Key Takeaways
- Santa Clara University School of Law will offer $16,000 scholarships to all new students starting in fall 2026, effectively lowering tuition to approximately $50,000 to align with new federal loan caps.
- The federal student loan limits, set by the 'One Big Beautiful Bill' signed by President Trump, cap graduate loans at $50,000 per year, starting July 2026.
- Higher education experts predict this move may encourage other universities to either lower their tuition or provide financial aid to meet the new loan limits, ensuring affordability for potential students.
- Commentators suggest that schools have various options to manage tuition and financing beyond merely cutting prices, including offering private loans or alternative financing arrangements.
A new law that caps federal student loan borrowing appears to have induced at least one university so far to lower its own effective tuition.
Santa Clara University School of Law announced it will offer $16,000 scholarships to all new students starting in fall 2026. “The PLEDGE Scholarship was designed to ensure that next year’s incoming class has access to the funds they need to cover the cost of tuition for Santa Clara Law despite new federal loan limits,” the university announced.
This school year, first-year law students are paying $63,280 in tuition. The scholarship appears to effectively bring the tuition for students down to around $50,000 – the new annual limit for federal graduate student loans.
Under the “One Big Beautiful Bill” signed this summer by President Trump, taxpayer-subsidized student loans are capped at $50,000 per year for graduate students in certain programs, with a lifetime cap of $200,000. The limit applies to law schools.
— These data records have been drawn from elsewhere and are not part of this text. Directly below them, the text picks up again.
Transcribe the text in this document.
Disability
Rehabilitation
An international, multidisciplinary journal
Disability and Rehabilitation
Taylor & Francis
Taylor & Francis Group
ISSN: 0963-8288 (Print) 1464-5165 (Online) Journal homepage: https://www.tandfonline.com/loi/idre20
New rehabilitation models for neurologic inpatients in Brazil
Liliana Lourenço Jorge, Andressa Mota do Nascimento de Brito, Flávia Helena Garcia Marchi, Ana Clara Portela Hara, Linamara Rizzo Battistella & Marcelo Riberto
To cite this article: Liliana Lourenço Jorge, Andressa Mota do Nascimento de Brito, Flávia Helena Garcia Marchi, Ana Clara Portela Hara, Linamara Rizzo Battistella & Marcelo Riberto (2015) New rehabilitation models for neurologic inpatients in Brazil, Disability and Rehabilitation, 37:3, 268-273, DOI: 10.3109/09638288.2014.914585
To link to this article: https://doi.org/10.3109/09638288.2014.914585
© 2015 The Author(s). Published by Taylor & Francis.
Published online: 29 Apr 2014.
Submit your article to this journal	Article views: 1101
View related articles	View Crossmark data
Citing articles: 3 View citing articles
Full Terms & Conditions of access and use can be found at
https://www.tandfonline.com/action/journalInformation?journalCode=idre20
The limits begin in July 2026, meaning it applies to the incoming class of 2026-27.
The lowering of tuition is a predictable response, according to higher education economist Preston Cooper.
“Some universities will probably find it’s better to lower tuition to be within the new loan limits, rather than keep tuition where it is and risk students not attending their school entirely,” Cooper told The College Fix via email.
“Also, some schools might not cut their headline tuition, but offer financial aid to ensure students’ out-of-pocket expenses are in line with the new loan limits,” the American Enterprise Institute expert said.
Cooper said universities have different options if they “don’t want to lower tuition.”
The schools could “try to help students find private student loans or outcomes-based financing arrangements like income-share agreements to help students cover tuition above the new loan caps.”
“Private loans for graduate school were fairly common before Congress removed caps on federal lending in 2006,” Cooper said.
Financier John Arnold, who highlighted the tuition decrease, suggested Santa Clara would be the first of many to lower tuition.
“I expect many schools to copy this,” he wrote in an X post.
The Fix reached out to the Santa Clara University law school via email and phone in the past several weeks, but no one responded to requests for further comment.
When the law first passed, other higher education commentators also suggested it might lead to reductions in tuition.
“Does a master’s degree have to be more than $100,000,” Barbara Coward told The Fix via email for an article in July. “Or a medical, doctoral, or professional need to be more than $200,000?”
Coward, founder of MBA 360 Admissions Consulting, said “[t]here are opportunities to lower the sticker price to match the new student loan caps without sacrificing academic outcomes.”